In recent months the UPA, to the delight of big business, has lurched even further right, repeatedly carrying through significant policy shifts over the protestations and pleas of Karat and the CPM-led Left Front. These include joining the US-led gang-up against Iran at the International Atomic Energy Commission, placing millions of jobs at risk by opening the retail sector to increased FDI, privatizing the Delhi and Mumbai airports, and taking India’s “strategic partnership” to a new level by accepting the Bush administration’s offer of US assistance in India becoming a world power (the Indo-US nuclear accord.)

Yet the Stalinist CPM and its Left Front allies insist that there is no question of the 60-plus Left Front Members of Parliament withdrawing their support for the UPA, just as they insist in West Bengal, where they form government, that they have no choice but to implement investor-friendly policies aimed at attracting capital.

In a press interview the day before Karat’s Kolkata speech, CPM Politburo member and elder statesman Jyoti Basu told the Press Trust of India, “If we leave them (the UPA), there will be elections and the BJP will come to power. We do not want the BJP to come back to power.”

Like Karat, Basu vowed that the Left Front will be more vocal in its denunciations of the UPA’s “violations” of the Common Minimum Programme in coming months.

Ostensibly the legislative program of the UPA, the CMP was drawn up in the days after the May 2004 general election with the political and even editorial assistance of the Left Front leadership. It couples vague promises of action to alleviate mass unemployment and rural distress and improve public health care and education with pledges to intensify the very program of economic “reform” that is responsible for the sharp growth in poverty and economic insecurity and the collapse of basic public services.

Predictably, Manmohan Singh and other UPA leaders have responded to the Stalinists’ complaints that the CMP is not being respected by saying that they are implementing it faithfully.

In no way does the CMP constitute a progressive alternative to the right-wing policies of the UPA. It is a political hoax based on the claim that it is possible to reconcile the neo-liberal agenda of the bourgeoisie with the needs of the masses, the same fraud, it need be added, that lies at the basis of the program and rhetoric of the Left Front government in West Bengal.

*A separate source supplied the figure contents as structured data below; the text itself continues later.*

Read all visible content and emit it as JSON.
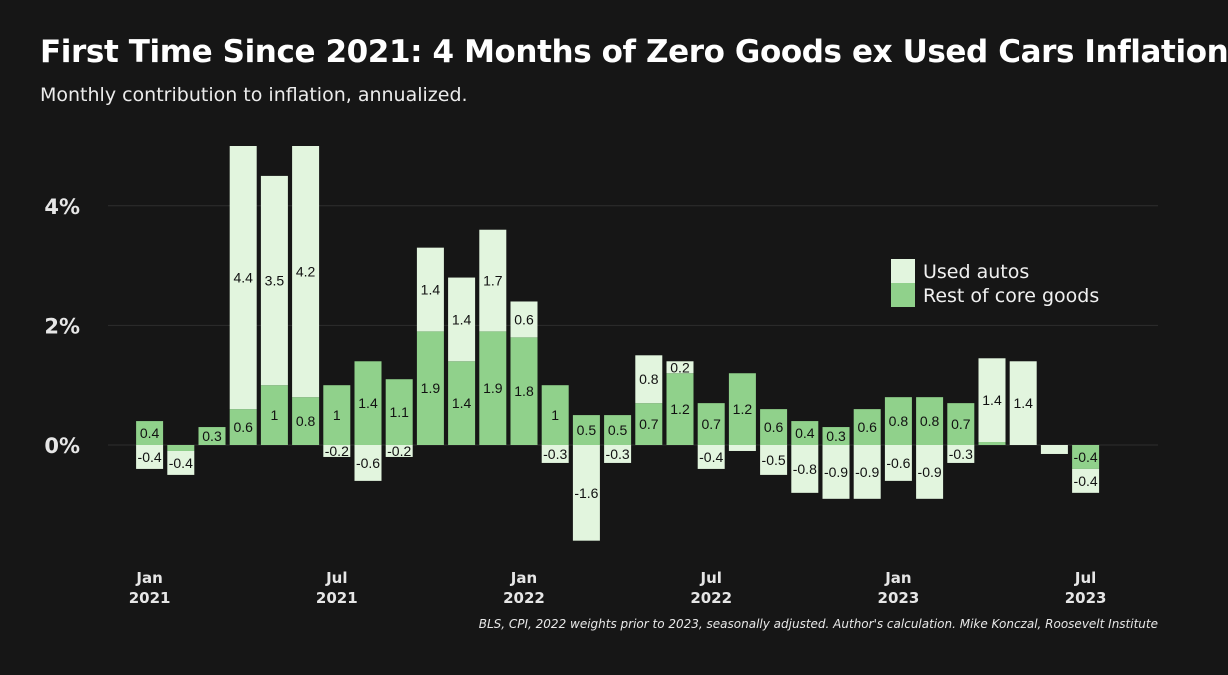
{
  "title": "First Time Since 2021: 4 Months of Zero Goods ex Used Cars Inflation",
  "subtitle": "Monthly contribution to inflation, annualized.",
  "source": "BLS, CPI, 2022 weights prior to 2023, seasonally adjusted. Author's calculation. Mike Konczal, Roosevelt Institute",
  "colors": {
    "background": "#161616",
    "used_autos": "#e2f5de",
    "rest_core": "#90d18b",
    "grid": "#2e2e2e"
  },
  "chart_data": {
    "type": "bar",
    "stacked": true,
    "x": [
      "2021-01",
      "2021-02",
      "2021-03",
      "2021-04",
      "2021-05",
      "2021-06",
      "2021-07",
      "2021-08",
      "2021-09",
      "2021-10",
      "2021-11",
      "2021-12",
      "2022-01",
      "2022-02",
      "2022-03",
      "2022-04",
      "2022-05",
      "2022-06",
      "2022-07",
      "2022-08",
      "2022-09",
      "2022-10",
      "2022-11",
      "2022-12",
      "2023-01",
      "2023-02",
      "2023-03",
      "2023-04",
      "2023-05",
      "2023-06",
      "2023-07"
    ],
    "series": [
      {
        "name": "Used autos",
        "values": [
          -0.4,
          -0.4,
          0.0,
          4.4,
          3.5,
          4.2,
          -0.2,
          -0.6,
          -0.2,
          1.4,
          1.4,
          1.7,
          0.6,
          -0.3,
          -1.6,
          -0.3,
          0.8,
          0.2,
          -0.4,
          -0.1,
          -0.5,
          -0.8,
          -0.9,
          -0.9,
          -0.6,
          -0.9,
          -0.3,
          1.4,
          1.4,
          -0.15,
          -0.4
        ],
        "labels": [
          "-0.4",
          "-0.4",
          "",
          "4.4",
          "3.5",
          "4.2",
          "-0.2",
          "-0.6",
          "-0.2",
          "1.4",
          "1.4",
          "1.7",
          "0.6",
          "-0.3",
          "-1.6",
          "-0.3",
          "0.8",
          "0.2",
          "-0.4",
          "",
          "-0.5",
          "-0.8",
          "-0.9",
          "-0.9",
          "-0.6",
          "-0.9",
          "-0.3",
          "1.4",
          "1.4",
          "",
          "-0.4"
        ]
      },
      {
        "name": "Rest of core goods",
        "values": [
          0.4,
          -0.1,
          0.3,
          0.6,
          1.0,
          0.8,
          1.0,
          1.4,
          1.1,
          1.9,
          1.4,
          1.9,
          1.8,
          1.0,
          0.5,
          0.5,
          0.7,
          1.2,
          0.7,
          1.2,
          0.6,
          0.4,
          0.3,
          0.6,
          0.8,
          0.8,
          0.7,
          0.05,
          0.0,
          0.0,
          -0.4
        ],
        "labels": [
          "0.4",
          "",
          "0.3",
          "0.6",
          "1",
          "0.8",
          "1",
          "1.4",
          "1.1",
          "1.9",
          "1.4",
          "1.9",
          "1.8",
          "1",
          "0.5",
          "0.5",
          "0.7",
          "1.2",
          "0.7",
          "1.2",
          "0.6",
          "0.4",
          "0.3",
          "0.6",
          "0.8",
          "0.8",
          "0.7",
          "",
          "",
          "",
          "-0.4"
        ]
      }
    ],
    "y_ticks": [
      "0%",
      "2%",
      "4%"
    ],
    "y_tick_values": [
      0,
      2,
      4
    ],
    "x_ticks": [
      {
        "month": "Jan",
        "year": "2021",
        "index": 0
      },
      {
        "month": "Jul",
        "year": "2021",
        "index": 6
      },
      {
        "month": "Jan",
        "year": "2022",
        "index": 12
      },
      {
        "month": "Jul",
        "year": "2022",
        "index": 18
      },
      {
        "month": "Jan",
        "year": "2023",
        "index": 24
      },
      {
        "month": "Jul",
        "year": "2023",
        "index": 30
      }
    ],
    "ylim": [
      -1.7,
      5.2
    ],
    "grid": true,
    "legend_position": "right"
  }
}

In terms similar to the Congress, which in the 2004 elections made a calibrated appeal to popular opposition to the reforms, by speaking of “reforms with a human face” the Left Front government in West Bengal speaks of making Bengal a magnet for foreign investment so as to bring about “industrialization for the class struggle.”

Reflecting the division of labor within the CPM leadership, Karat, the party’s foremost leader on the national stage, has been criticizing the UPA for its pro-big business policies, while the boss of West Bengal’s Left Front government, Chief Minster and Politburo member Buddhadeb Bhattarcharjee, has been emphasizing his government’s pro-investor orientation and determination to discipline the state’s militant working class.

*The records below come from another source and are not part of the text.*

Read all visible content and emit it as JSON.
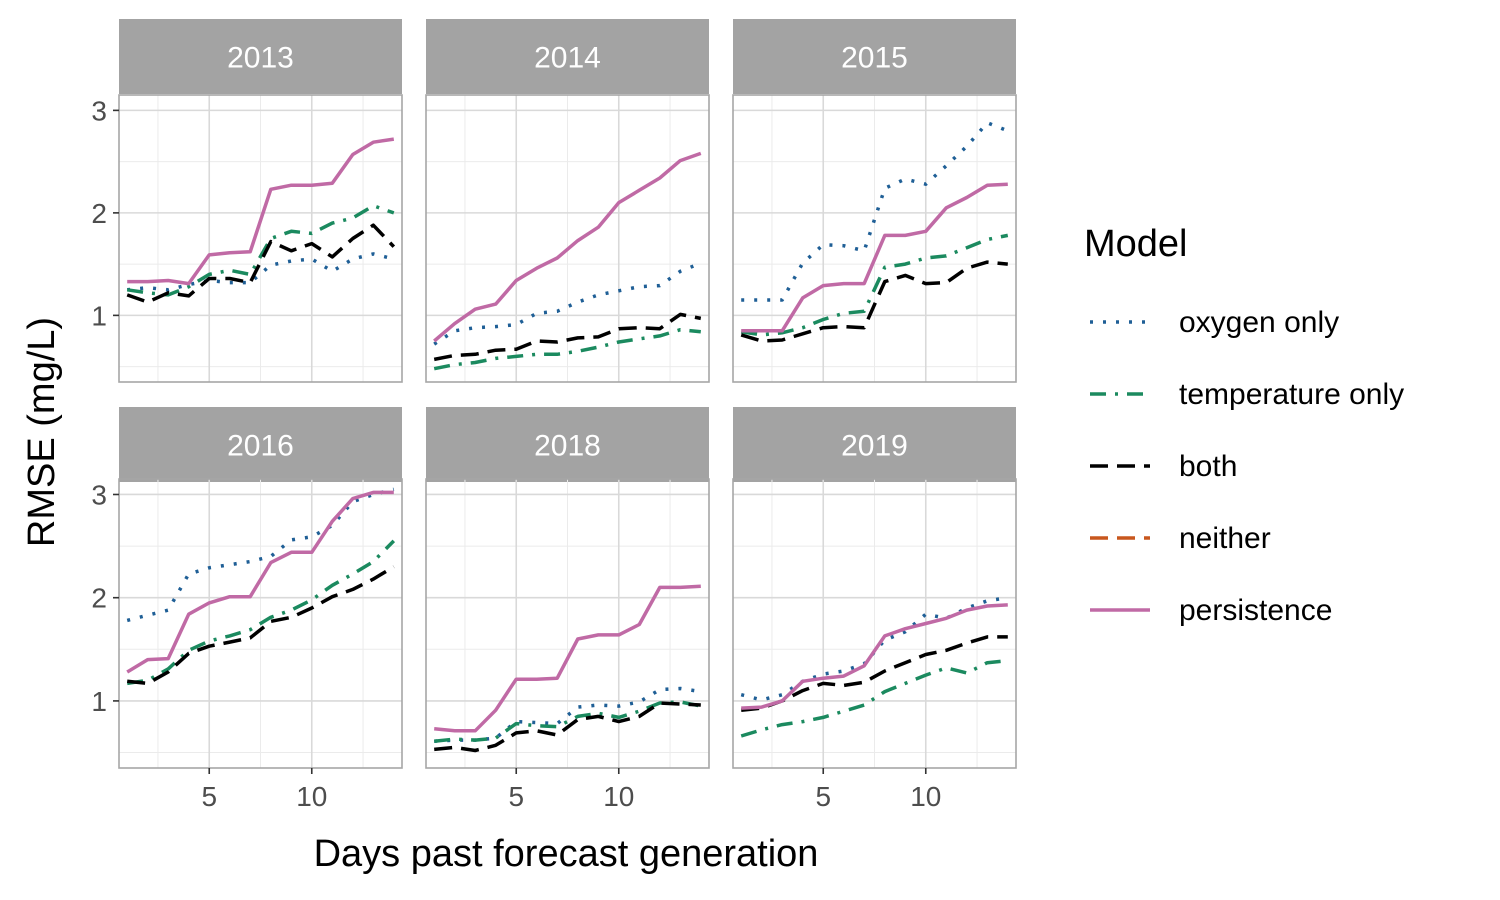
{
  "chart_data": {
    "type": "line",
    "xlabel": "Days past forecast generation",
    "ylabel": "RMSE (mg/L)",
    "xlim": [
      0.6,
      14.4
    ],
    "ylim": [
      0.35,
      3.15
    ],
    "x_ticks": [
      5,
      10
    ],
    "y_ticks": [
      1,
      2,
      3
    ],
    "grid": true,
    "legend": {
      "title": "Model",
      "position": "right"
    },
    "x": [
      1,
      2,
      3,
      4,
      5,
      6,
      7,
      8,
      9,
      10,
      11,
      12,
      13,
      14
    ],
    "series_styles": [
      {
        "name": "oxygen only",
        "color": "#1f5f96",
        "dash": "3,10"
      },
      {
        "name": "temperature only",
        "color": "#1b8a5f",
        "dash": "16,9,3,9"
      },
      {
        "name": "both",
        "color": "#000000",
        "dash": "18,9"
      },
      {
        "name": "neither",
        "color": "#c8571d",
        "dash": "18,9"
      },
      {
        "name": "persistence",
        "color": "#c06aa5",
        "dash": ""
      }
    ],
    "panels": [
      {
        "title": "2013",
        "series": [
          {
            "name": "oxygen only",
            "values": [
              1.25,
              1.27,
              1.25,
              1.3,
              1.34,
              1.32,
              1.32,
              1.49,
              1.53,
              1.55,
              1.43,
              1.55,
              1.6,
              1.55
            ]
          },
          {
            "name": "temperature only",
            "values": [
              1.25,
              1.22,
              1.2,
              1.28,
              1.4,
              1.44,
              1.4,
              1.75,
              1.82,
              1.8,
              1.9,
              1.95,
              2.07,
              2.0
            ]
          },
          {
            "name": "both",
            "values": [
              1.2,
              1.13,
              1.22,
              1.19,
              1.36,
              1.36,
              1.32,
              1.72,
              1.63,
              1.7,
              1.57,
              1.75,
              1.88,
              1.67
            ]
          },
          {
            "name": "persistence",
            "values": [
              1.33,
              1.33,
              1.34,
              1.31,
              1.59,
              1.61,
              1.62,
              2.23,
              2.27,
              2.27,
              2.29,
              2.57,
              2.69,
              2.72
            ]
          }
        ]
      },
      {
        "title": "2014",
        "series": [
          {
            "name": "oxygen only",
            "values": [
              0.72,
              0.85,
              0.88,
              0.89,
              0.91,
              1.02,
              1.04,
              1.13,
              1.2,
              1.24,
              1.28,
              1.29,
              1.43,
              1.51
            ]
          },
          {
            "name": "temperature only",
            "values": [
              0.48,
              0.52,
              0.54,
              0.58,
              0.6,
              0.62,
              0.62,
              0.65,
              0.69,
              0.74,
              0.77,
              0.8,
              0.86,
              0.84
            ]
          },
          {
            "name": "both",
            "values": [
              0.57,
              0.61,
              0.62,
              0.66,
              0.67,
              0.75,
              0.74,
              0.78,
              0.79,
              0.87,
              0.88,
              0.87,
              1.01,
              0.97
            ]
          },
          {
            "name": "persistence",
            "values": [
              0.75,
              0.92,
              1.06,
              1.11,
              1.34,
              1.46,
              1.56,
              1.73,
              1.86,
              2.1,
              2.22,
              2.34,
              2.51,
              2.58
            ]
          }
        ]
      },
      {
        "title": "2015",
        "series": [
          {
            "name": "oxygen only",
            "values": [
              1.15,
              1.15,
              1.15,
              1.51,
              1.69,
              1.68,
              1.63,
              2.24,
              2.33,
              2.28,
              2.46,
              2.65,
              2.88,
              2.8
            ]
          },
          {
            "name": "temperature only",
            "values": [
              0.84,
              0.81,
              0.83,
              0.88,
              0.96,
              1.02,
              1.04,
              1.47,
              1.5,
              1.56,
              1.58,
              1.66,
              1.74,
              1.78
            ]
          },
          {
            "name": "both",
            "values": [
              0.81,
              0.75,
              0.76,
              0.82,
              0.88,
              0.89,
              0.88,
              1.33,
              1.39,
              1.31,
              1.32,
              1.46,
              1.52,
              1.5
            ]
          },
          {
            "name": "persistence",
            "values": [
              0.85,
              0.85,
              0.85,
              1.17,
              1.29,
              1.31,
              1.31,
              1.78,
              1.78,
              1.82,
              2.05,
              2.15,
              2.27,
              2.28
            ]
          }
        ]
      },
      {
        "title": "2016",
        "series": [
          {
            "name": "oxygen only",
            "values": [
              1.78,
              1.83,
              1.88,
              2.23,
              2.29,
              2.32,
              2.35,
              2.4,
              2.56,
              2.59,
              2.7,
              2.93,
              3.0,
              3.05
            ]
          },
          {
            "name": "temperature only",
            "values": [
              1.17,
              1.2,
              1.31,
              1.49,
              1.58,
              1.63,
              1.69,
              1.81,
              1.88,
              1.98,
              2.12,
              2.23,
              2.35,
              2.55
            ]
          },
          {
            "name": "both",
            "values": [
              1.19,
              1.17,
              1.28,
              1.46,
              1.53,
              1.57,
              1.61,
              1.77,
              1.81,
              1.9,
              2.01,
              2.08,
              2.18,
              2.3
            ]
          },
          {
            "name": "persistence",
            "values": [
              1.28,
              1.4,
              1.41,
              1.84,
              1.95,
              2.01,
              2.01,
              2.34,
              2.44,
              2.44,
              2.74,
              2.96,
              3.02,
              3.02
            ]
          }
        ]
      },
      {
        "title": "2018",
        "series": [
          {
            "name": "oxygen only",
            "values": [
              0.61,
              0.62,
              0.62,
              0.64,
              0.8,
              0.79,
              0.78,
              0.94,
              0.96,
              0.95,
              0.99,
              1.11,
              1.12,
              1.09
            ]
          },
          {
            "name": "temperature only",
            "values": [
              0.61,
              0.63,
              0.62,
              0.64,
              0.78,
              0.76,
              0.75,
              0.85,
              0.88,
              0.84,
              0.9,
              0.98,
              0.99,
              0.95
            ]
          },
          {
            "name": "both",
            "values": [
              0.53,
              0.55,
              0.52,
              0.57,
              0.69,
              0.71,
              0.67,
              0.82,
              0.85,
              0.8,
              0.85,
              0.98,
              0.97,
              0.96
            ]
          },
          {
            "name": "persistence",
            "values": [
              0.73,
              0.71,
              0.71,
              0.91,
              1.21,
              1.21,
              1.22,
              1.6,
              1.64,
              1.64,
              1.74,
              2.1,
              2.1,
              2.11
            ]
          }
        ]
      },
      {
        "title": "2019",
        "series": [
          {
            "name": "oxygen only",
            "values": [
              1.06,
              1.01,
              1.06,
              1.19,
              1.26,
              1.29,
              1.36,
              1.59,
              1.67,
              1.84,
              1.8,
              1.9,
              1.97,
              2.0
            ]
          },
          {
            "name": "temperature only",
            "values": [
              0.66,
              0.72,
              0.77,
              0.8,
              0.84,
              0.9,
              0.96,
              1.09,
              1.17,
              1.25,
              1.32,
              1.27,
              1.37,
              1.39
            ]
          },
          {
            "name": "both",
            "values": [
              0.91,
              0.93,
              1.0,
              1.1,
              1.17,
              1.15,
              1.18,
              1.29,
              1.37,
              1.45,
              1.49,
              1.56,
              1.62,
              1.62
            ]
          },
          {
            "name": "persistence",
            "values": [
              0.93,
              0.94,
              1.0,
              1.19,
              1.22,
              1.24,
              1.34,
              1.63,
              1.7,
              1.75,
              1.8,
              1.88,
              1.92,
              1.93
            ]
          }
        ]
      }
    ]
  }
}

Bhattercharjee told a press conference earlier this month, “We are trying to be friendly with the capitalists.... We are not practicing socialism.” While claiming that he and the CPM remain Marxists, he added, “Since we are practical, we know it is wise to be capitalist at the moment when the whole world is wooing capitalism.”

Indian Prime Minister Manmohan Singh said he was not concerned when the press asked him about the Left Front’s threats of louder protests over the government failure to heed its criticisms and slow the pace of neo-liberal reform. “The Left parties,” said Singh, “are our valued allies at the center in the last two years.... I have full faith we will resolve the issues in the larger interest in an amicable manner.”

Singh knows of what he speaks. The CPM-led Left Front is playing a crucial role in suppressing and politically misdirecting the mass opposition to the neo-liberal reforms and the Indian bourgeoisie’s strategic alliance with the Bush administration, while spearheading the implementation of investor-friendly, anti-working-class policies in West Bengal.